Can you Live Longer by Sitting Less?
A Lesson for Stay@Home during the Pandemic

Is sitting your most common activity? Do you sit for 8 hours or more daily? Even people who exercise for an hour or so tend to spend most of the remaining hours of the day in a chair.
The health consequences of this sedentariness are well-documented. Past studies have found that the more hours that people spend sitting, the more likely they are to develop diabetes, heart disease and other conditions, and potentially to die prematurely — even if they exercise regularly.
Most of the studies are not conclusive as to whether or how sitting actually causes ill health.
A groundbreaking study some time ago by some Swedish scientists published in the British Journal of Sports Medicine wanted to know how changes in sedentary time would affect “telomeres” in people. They tracked certain physiological results from the variable amount of time that people spent exercising and sitting.
Telomeres are the tiny caps on the ends of DNA strands. They shorten and fray as a cell ages, although the process is not strictly chronological. Obesity, illness and other conditions can accelerate the shortening, causing cells to age prematurely, while some evidence suggests that healthy lifestyles may preserve telomere length, delaying cell aging.

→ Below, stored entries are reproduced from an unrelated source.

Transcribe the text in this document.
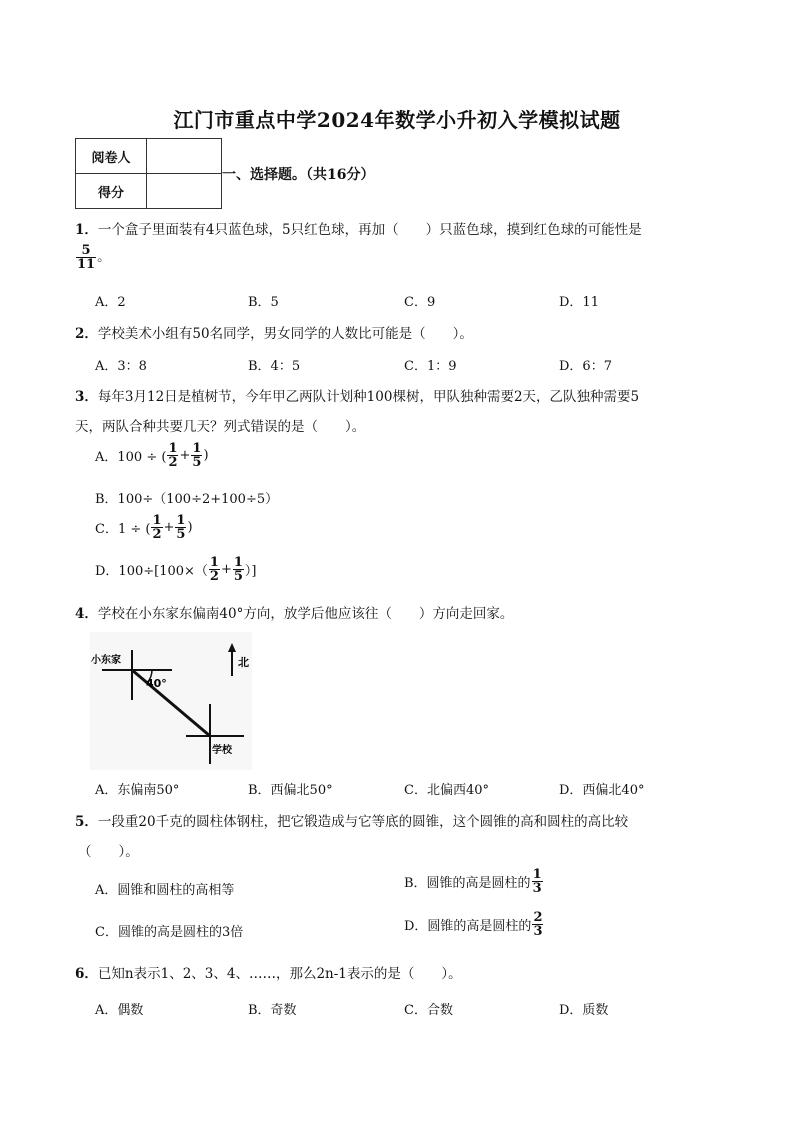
江门市重点中学2024年数学小升初入学模拟试题
阅卷人	
得分	
一、选择题。（共16分）
1．一个盒子里面装有4只蓝色球，5只红色球，再加（　　）只蓝色球，摸到红色球的可能性是
$\frac{5}{11}$ 。
A．2	B．5	C．9	D．11
2．学校美术小组有50名同学，男女同学的人数比可能是（　　）。
A．3：8	B．4：5	C．1：9	D．6：7
3．每年3月12日是植树节，今年甲乙两队计划种100棵树，甲队独种需要2天，乙队独种需要5
天，两队合种共要几天？列式错误的是（　　）。
A．100 ÷ ( $\frac{1}{2} + \frac{1}{5}$ )
B．100÷（100÷2+100÷5）
C．1 ÷ ( $\frac{1}{2} + \frac{1}{5}$ )
D．$100\div[100\times( \frac{1}{2} + \frac{1}{5}$ ）]
4．学校在小东家东偏南40°方向，放学后他应该往（　　）方向走回家。
北
小东家
40°
学校
A．东偏南50°	B．西偏北50°	C．北偏西40°	D．西偏北40°
5．一段重20千克的圆柱体钢柱，把它锻造成与它等底的圆锥，这个圆锥的高和圆柱的高比较
（　　）。
A．圆锥和圆柱的高相等	B．圆锥的高是圆柱的 $\frac{1}{3}$
C．圆锥的高是圆柱的3倍	D．圆锥的高是圆柱的 $\frac{2}{3}$
6．已知n表示1、2、3、4、……，那么2n-1表示的是（　　）。
A．偶数	B．奇数	C．合数	D．质数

In the Swedish experiment, a group of normally sedentary and overweight men and women above 68 years old volunteered their blood in order to measure the length of telomeres in the white blood cells. Thereafter, half the group, randomly selected, were put through a moderate individual exercise program, and advised to sit less. The other half remains as the control group, living their life normally.
After 6 months, a 2nd blood sample was drawn together with records regarding their daily activities. The results comparing the telomeres of both groups showed that those in the first group who began to exercise more than previously and sitting much less had longer telomeres, and their cells seemed to be growing physiologically younger.
By contrast, the telomeres in the control group were generally shorter than 6 months previously.
The most interesting finding was however that there was little correlation between exercise and telomere length. In fact, the first exercise group who had been working out during most of the past six months tended thereafter to have slightly less lengthening and even some shortening, compared to those who had exercised less but stood up more.
The scientists concluded that reducing sedentary time had lengthen the telomeres, while exercising had played little role in that effect.
Standing is not, after all, physically demanding for most people, and some scientists have questioned whether merely standing up — without also moving about and walking — is sufficiently healthy or if standing merely replaces one type of sedentariness with another. If so, standing could be expected to increase health problems and premature death, as sitting has been shown to do.
In another study published in the Medicine & Science in Sports & Exercise, a Dr. Peter Katzmarzyk found no link between standing and premature death. Rather, he observed that “mortality rates declined at higher levels of standing,” suggesting that standing is not sedentary or hazardous, a conclusion with which our earlier telomeres study would likely concur. He based the study on a large database of self-reported information about physical activity among Canadian adults. He then studied the amount of time that they had reported standing on most days over the course of a decade or more and crosschecked that data with death records, to see whether people who stood more died younger. They did not.
The key takeaways are that some exercise is better than no exercise just to stay healthy and fit, and that these exercises can be done standing or sitting or lying down or whatever. And if you were just standing or sitting, why not try to do something at the same time such as stretching or swinging your hands as well as some squatting and feet raise.